Using this data as a starting point, in my opinion US Vintage is almost always in the same "cycle". Some like to call one of the "phases" a Golden Age. For me, it's just a matter of Steady-State, to Critical Mass and / or Transitional and then back to Steady-State. The key is to minimize the Critical Mass phase. Longer or shorter Steady and Transitional phases are matters of opinion. Some players like a predictable, yet balanced meta. Some, prefer something less predictable as found in a Transitional phase. But, except for a few problem "times" in the past it's usually 3 or 4 archetypes jockeying for position during the Steady-State phase. This then lasts for a period of time until a Critical Mass is reached and / or when a new card, combo or a restriction shakes things up that brings us into a Transitional Phase.
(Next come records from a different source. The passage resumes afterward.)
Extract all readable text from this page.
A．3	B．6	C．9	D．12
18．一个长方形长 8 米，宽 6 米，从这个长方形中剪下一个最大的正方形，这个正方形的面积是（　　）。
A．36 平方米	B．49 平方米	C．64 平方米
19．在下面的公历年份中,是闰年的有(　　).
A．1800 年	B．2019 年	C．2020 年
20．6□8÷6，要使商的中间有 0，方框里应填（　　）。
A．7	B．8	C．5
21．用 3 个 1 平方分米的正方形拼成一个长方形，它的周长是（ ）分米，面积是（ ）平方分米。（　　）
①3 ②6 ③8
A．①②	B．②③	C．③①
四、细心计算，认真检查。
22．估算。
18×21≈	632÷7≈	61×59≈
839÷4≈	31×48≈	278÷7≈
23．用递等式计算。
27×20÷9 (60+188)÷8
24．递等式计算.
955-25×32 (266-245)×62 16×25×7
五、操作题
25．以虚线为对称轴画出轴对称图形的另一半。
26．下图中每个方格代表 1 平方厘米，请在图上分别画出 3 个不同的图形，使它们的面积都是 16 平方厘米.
In the previous era we had Prison (Shop), Storm (Ritual), Drain (Gifts/Drain), as people have noted. For better or worse we reached a Critical Mass. Gifts was neutered, Gush was unrestricted, and new sets were released. So, we entered a Transitional phase. If you believe the data and read TMD reports then the current US era is Flash (Merchant Scroll) and Oath (Gush/Scroll) with Storm, Shop and Dredge (Ichorid) jockeying for that 3/4 position. I think GAT (Gush/Scroll) is also in contention, as well. I'd call this time the beginning of the end of the Steady-State with the Critical Mass phase on the horizon (look for the Green Flash).
So, depending on your ability to see the future you might agree that we are nearing the end of another era. A new set has been released, there is a lot of discussion about restrictions, power-level erratas are occurring and there are "pet decks" that are starting to put up some #'s (See Tyrant Blue, MUC 2008). As usual the new era won't be drastically different from the previous. The Storm mechanic is here to stay, Workshop is a staple, and there will always be the possibility of Drain being re-invented. The question of Ich's lasting power is a good one to consider, as well. And of course, there will be a heavy Blue based Control/ Aggro or Control / Combo deck that will be in contention.
I'd be interested to know, for the folks who feel that we are in a "Golden Age" right now. Which deck or decks did you play at the last 3 tourneys that you attended.